Net Neutrality is an Urban Issue Too

We tend to think of the internet as a placeless space–an experiential reality that transcends geography in connecting people and information globally. However, the internet is really a place (warning: somewhat crude humor). And, apologies to Mr. Chappelle, it’s a real rather than a metaphorical place in the sense that its traffic is handled by servers and transmission facilities that occupy space on the earth. The internet is also a place in the extent that its usage varies among human beings occupying space on the earth. More to the point, places are (or are not) on the internet to the extent that their populations use (or don’t) the internet. The digital divide is a geographical divide as well as a social one. As the Pew Center for Research reports, rural areas have disproportionate numbers of people who don’t use the Internet. In the aggregate, urban and suburban areas have the same proportion of non-users, about 14%. However, this aggregation ignores the tremendous socioeconomic variation within cities and among diverse suburbs. Consider another risk factor for the digital divide: wealth.

If you have a college degree or live in a high income household, you’re much more likely to use the internet. Only 4% of college graduates do not use the internet compared with 41% of those without a high school degree. And only 4% of those with a household income of $75,000 or more don’t go online, versus 24% of those earning less than $30,000 per year.
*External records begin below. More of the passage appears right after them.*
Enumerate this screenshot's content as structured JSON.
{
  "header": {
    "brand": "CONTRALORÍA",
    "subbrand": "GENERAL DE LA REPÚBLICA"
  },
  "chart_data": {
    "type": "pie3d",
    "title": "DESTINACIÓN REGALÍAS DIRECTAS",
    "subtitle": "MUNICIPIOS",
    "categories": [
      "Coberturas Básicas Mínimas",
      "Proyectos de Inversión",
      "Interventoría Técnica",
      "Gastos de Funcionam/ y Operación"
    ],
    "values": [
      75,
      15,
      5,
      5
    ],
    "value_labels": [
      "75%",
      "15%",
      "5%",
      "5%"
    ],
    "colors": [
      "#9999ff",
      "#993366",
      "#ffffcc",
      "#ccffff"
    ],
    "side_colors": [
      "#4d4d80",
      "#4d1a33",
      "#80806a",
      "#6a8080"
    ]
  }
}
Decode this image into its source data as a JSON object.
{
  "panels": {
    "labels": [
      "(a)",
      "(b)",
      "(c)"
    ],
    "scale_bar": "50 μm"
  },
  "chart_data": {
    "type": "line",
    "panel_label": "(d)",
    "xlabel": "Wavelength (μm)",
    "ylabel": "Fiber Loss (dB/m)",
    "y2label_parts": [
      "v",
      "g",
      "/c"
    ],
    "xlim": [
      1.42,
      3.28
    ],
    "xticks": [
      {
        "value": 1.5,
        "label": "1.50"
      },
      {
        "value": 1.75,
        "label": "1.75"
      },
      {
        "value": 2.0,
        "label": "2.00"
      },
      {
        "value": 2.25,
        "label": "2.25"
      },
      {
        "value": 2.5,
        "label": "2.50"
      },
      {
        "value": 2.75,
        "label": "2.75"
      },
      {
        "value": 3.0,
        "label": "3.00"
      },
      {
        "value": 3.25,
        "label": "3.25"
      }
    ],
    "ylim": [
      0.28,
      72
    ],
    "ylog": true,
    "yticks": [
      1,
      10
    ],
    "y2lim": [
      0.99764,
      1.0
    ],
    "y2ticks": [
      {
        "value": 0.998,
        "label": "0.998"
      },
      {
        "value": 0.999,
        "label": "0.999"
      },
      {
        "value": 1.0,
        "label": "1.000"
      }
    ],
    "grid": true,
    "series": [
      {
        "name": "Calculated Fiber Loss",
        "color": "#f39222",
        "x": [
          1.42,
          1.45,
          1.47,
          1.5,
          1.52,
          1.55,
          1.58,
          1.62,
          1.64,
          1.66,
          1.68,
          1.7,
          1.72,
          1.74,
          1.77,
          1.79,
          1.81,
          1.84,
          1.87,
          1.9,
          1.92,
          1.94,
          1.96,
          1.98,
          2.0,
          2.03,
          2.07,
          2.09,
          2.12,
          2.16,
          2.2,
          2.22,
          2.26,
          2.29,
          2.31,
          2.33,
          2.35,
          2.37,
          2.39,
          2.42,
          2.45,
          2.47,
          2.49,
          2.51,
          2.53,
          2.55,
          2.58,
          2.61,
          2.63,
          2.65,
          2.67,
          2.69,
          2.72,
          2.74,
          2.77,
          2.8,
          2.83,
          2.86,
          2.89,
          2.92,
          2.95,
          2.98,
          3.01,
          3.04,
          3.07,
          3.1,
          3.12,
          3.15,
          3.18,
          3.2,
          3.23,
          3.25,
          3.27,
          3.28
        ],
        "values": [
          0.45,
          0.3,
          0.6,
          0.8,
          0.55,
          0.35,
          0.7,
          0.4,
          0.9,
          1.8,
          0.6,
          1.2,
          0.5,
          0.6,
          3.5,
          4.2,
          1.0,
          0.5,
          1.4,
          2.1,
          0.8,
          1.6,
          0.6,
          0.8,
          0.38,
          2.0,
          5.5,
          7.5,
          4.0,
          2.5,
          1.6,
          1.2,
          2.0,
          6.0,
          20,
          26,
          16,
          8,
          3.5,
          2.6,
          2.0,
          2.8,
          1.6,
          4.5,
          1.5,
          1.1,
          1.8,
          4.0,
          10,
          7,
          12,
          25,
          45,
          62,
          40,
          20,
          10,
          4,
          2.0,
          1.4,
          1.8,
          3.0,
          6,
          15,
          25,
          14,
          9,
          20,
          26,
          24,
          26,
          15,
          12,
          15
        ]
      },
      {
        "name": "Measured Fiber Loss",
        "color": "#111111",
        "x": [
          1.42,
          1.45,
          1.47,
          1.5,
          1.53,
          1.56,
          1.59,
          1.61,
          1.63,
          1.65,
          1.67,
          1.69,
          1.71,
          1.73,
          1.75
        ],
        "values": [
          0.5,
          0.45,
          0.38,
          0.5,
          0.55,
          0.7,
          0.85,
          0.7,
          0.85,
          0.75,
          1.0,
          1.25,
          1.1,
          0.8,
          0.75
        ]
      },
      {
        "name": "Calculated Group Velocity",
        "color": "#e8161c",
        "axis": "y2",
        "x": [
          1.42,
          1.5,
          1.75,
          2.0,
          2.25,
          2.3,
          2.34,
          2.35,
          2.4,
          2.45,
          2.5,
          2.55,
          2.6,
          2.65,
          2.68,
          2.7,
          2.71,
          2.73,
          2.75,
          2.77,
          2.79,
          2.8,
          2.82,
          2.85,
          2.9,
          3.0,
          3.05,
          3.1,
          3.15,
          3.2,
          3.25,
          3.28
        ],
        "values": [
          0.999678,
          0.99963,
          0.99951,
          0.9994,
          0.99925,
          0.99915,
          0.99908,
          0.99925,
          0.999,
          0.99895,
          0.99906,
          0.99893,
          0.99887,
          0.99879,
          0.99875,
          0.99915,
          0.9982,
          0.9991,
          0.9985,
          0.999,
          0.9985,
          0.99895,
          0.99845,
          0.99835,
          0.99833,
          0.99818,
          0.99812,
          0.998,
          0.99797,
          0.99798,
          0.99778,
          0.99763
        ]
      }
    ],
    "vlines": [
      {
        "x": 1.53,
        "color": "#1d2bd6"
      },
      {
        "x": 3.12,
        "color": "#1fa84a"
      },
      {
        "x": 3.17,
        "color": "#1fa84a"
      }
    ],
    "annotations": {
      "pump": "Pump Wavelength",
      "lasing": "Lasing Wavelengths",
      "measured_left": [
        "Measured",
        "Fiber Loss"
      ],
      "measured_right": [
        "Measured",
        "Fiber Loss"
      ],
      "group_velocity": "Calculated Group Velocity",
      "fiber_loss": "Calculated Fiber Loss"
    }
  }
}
These differences suggest that there are many suburbs and urban neighborhoods where Internet usage is virtually 100%, and many where it is very low. Further, statistics about internet usage obscure something more important: members of minority groups and low-income internet users are much more likely to use the internet in facilities like public libraries.

Which is why today’s decision by the FCC to regulate the Internet as a public utility is so significant. Most people rightly argue that Net Neutrality is important for the free flow of ideas, without restriction by network providers. But the decision also took a stand that truly recognizes that the internet is a public utility like drinking water or roads. Denial of access to that utility equals a denial of full participation in the society. It affects individuals and it affects communities that incur the costs of that denial on a social level.

Carl Smith’s wonderful book City Water, City Life made the point quite elegantly that part of the political movement to create public waterworks in American cities was the recognition by elites that they bore the cost (materially and physically from disease, and aesthetically from “filth”) that accrued when the public lacked access to clean water.

If cities bear the human capital and employment costs of the digital divide, why shouldn’t they likewise act to provide broadband access to their residents? Per Rebecca Ruiz and Steve Lohr at the Times:

Also at the Thursday meeting, the F.C.C. approved an order to pre-empt state laws that limit the build-out of municipal broadband Internet services. The order focuses on laws in two states, North Carolina and Tennessee, but it would create a policy framework for other states. About 21 states, by the F.C.C.’s count, have laws that restrict the activities of community broadband services.

Here, you can see where municipalities have acted to create public broadband, and where they have been preempted from doing so by state legislation, frequently aided by the templates helpfully provided by the American Legislative Exchange Council.

This interference with municipal power to provide needed utilities is nothing new. It’s been a recurrent response to cities asserting broader powers in order to provide for their residents’ needs. Want to know more? Gerald Frug’s book City Making: Building Communities Without Building Walls is a pretty good place to start, and his discussion of the idea that limits on city power have served as limits on the ability of particular classes of city residents (minorities, the poor, immigrants) to make claims on public resources leads to an interesting discussion of the legal architecture of spatial injustice in metropolitan areas. Though, if you want something more recent, Frug and fellow law professor David Barron have produced City Bound: How States Stifle Urban Innovation. Looks like I’ll have to read it now, particularly since it addresses Atlanta’s relationship to the State of Georgia, a particular interest of mine.